Ramaphosa’s ambitions were disrupted by one black swan event as well as the prevailing uncertainty about global economic conditions, which have made rousing investor confidence an almost Sisyphean task. Investor confidence was at the centre of the president’s mission at the first investment conference and, five years later, it is just as daunting — if not more so — to bet on the country’s economy, which is forecast to grow less than one percent this year.

Behind weak private sector confidence is the public sector’s own hesitancy to invest in the country’s economy, a result of the state’s miserly approach to spending. In every quarter of 2021, government gross fixed capital formation contracted — a trend that turned around in 2022. Detracting from the gains in 2022 were four consecutive contractions in investment by public corporations.

Inadequate public spending, which has resulted in deteriorating infrastructure and poor service delivery, has made South Africa’s investment case a far more difficult sell than it needs to be. As such, Ramaphosa’s investment drive has exposed the underlying dilemma of leaning too heavily on the private sector, which has been hesitant to pour money into what some have labelled a failing state.

Journalist Eric Schlosser once wrote that the spirit of every American age is manifest in its public works, “in the great construction projects that leave an enduring mark on the landscape”. Schossler was writing at a time when discourse in the US had turned against “big government” — which Ronald Reagan had proclaimed was not the solution, but the problem. 

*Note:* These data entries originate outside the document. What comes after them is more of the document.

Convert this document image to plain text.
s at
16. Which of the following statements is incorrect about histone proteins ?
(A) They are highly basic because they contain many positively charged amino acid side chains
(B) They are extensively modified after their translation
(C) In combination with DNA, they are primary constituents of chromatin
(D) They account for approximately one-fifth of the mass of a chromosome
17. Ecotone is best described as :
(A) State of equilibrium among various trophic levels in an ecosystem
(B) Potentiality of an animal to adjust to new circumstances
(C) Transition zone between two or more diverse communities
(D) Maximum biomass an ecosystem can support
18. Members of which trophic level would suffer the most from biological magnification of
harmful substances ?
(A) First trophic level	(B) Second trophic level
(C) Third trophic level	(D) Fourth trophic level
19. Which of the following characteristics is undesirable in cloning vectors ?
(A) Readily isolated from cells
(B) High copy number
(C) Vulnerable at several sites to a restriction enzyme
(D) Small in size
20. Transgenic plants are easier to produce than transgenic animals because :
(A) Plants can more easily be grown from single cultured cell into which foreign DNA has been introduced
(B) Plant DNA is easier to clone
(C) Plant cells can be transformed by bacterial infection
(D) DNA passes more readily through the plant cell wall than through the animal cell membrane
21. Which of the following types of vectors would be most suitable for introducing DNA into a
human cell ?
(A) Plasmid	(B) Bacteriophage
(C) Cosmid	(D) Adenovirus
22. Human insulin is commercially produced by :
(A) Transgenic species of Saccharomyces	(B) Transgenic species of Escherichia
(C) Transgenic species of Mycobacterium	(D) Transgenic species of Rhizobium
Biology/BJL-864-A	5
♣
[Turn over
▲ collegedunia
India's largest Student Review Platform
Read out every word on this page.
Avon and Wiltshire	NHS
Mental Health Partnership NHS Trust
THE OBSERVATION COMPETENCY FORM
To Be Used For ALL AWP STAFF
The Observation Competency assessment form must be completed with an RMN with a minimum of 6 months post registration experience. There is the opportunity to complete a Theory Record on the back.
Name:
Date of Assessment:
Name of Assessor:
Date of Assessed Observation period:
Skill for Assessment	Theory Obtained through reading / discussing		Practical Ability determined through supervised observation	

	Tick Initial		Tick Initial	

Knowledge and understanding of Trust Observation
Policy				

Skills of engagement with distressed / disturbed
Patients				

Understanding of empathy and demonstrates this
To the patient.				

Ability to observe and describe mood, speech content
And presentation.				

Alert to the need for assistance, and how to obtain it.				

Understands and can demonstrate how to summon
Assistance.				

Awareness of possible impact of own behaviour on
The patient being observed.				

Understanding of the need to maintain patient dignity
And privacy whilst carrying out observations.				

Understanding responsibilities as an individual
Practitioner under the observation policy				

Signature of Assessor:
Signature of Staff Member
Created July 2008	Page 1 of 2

Ramaphosa’s presidency so far, which ought to have ushered in an era of rebuilding, has been defined by an investment drive which, by the numbers alone, has been a great success. 

But, with many South Africans feeling worse off than they did before the president’s first term, it is difficult to grasp why so much has been laid at the feet of the private sector. No victory can be claimed until those investments create the growth and jobs South Africa so desperately needs.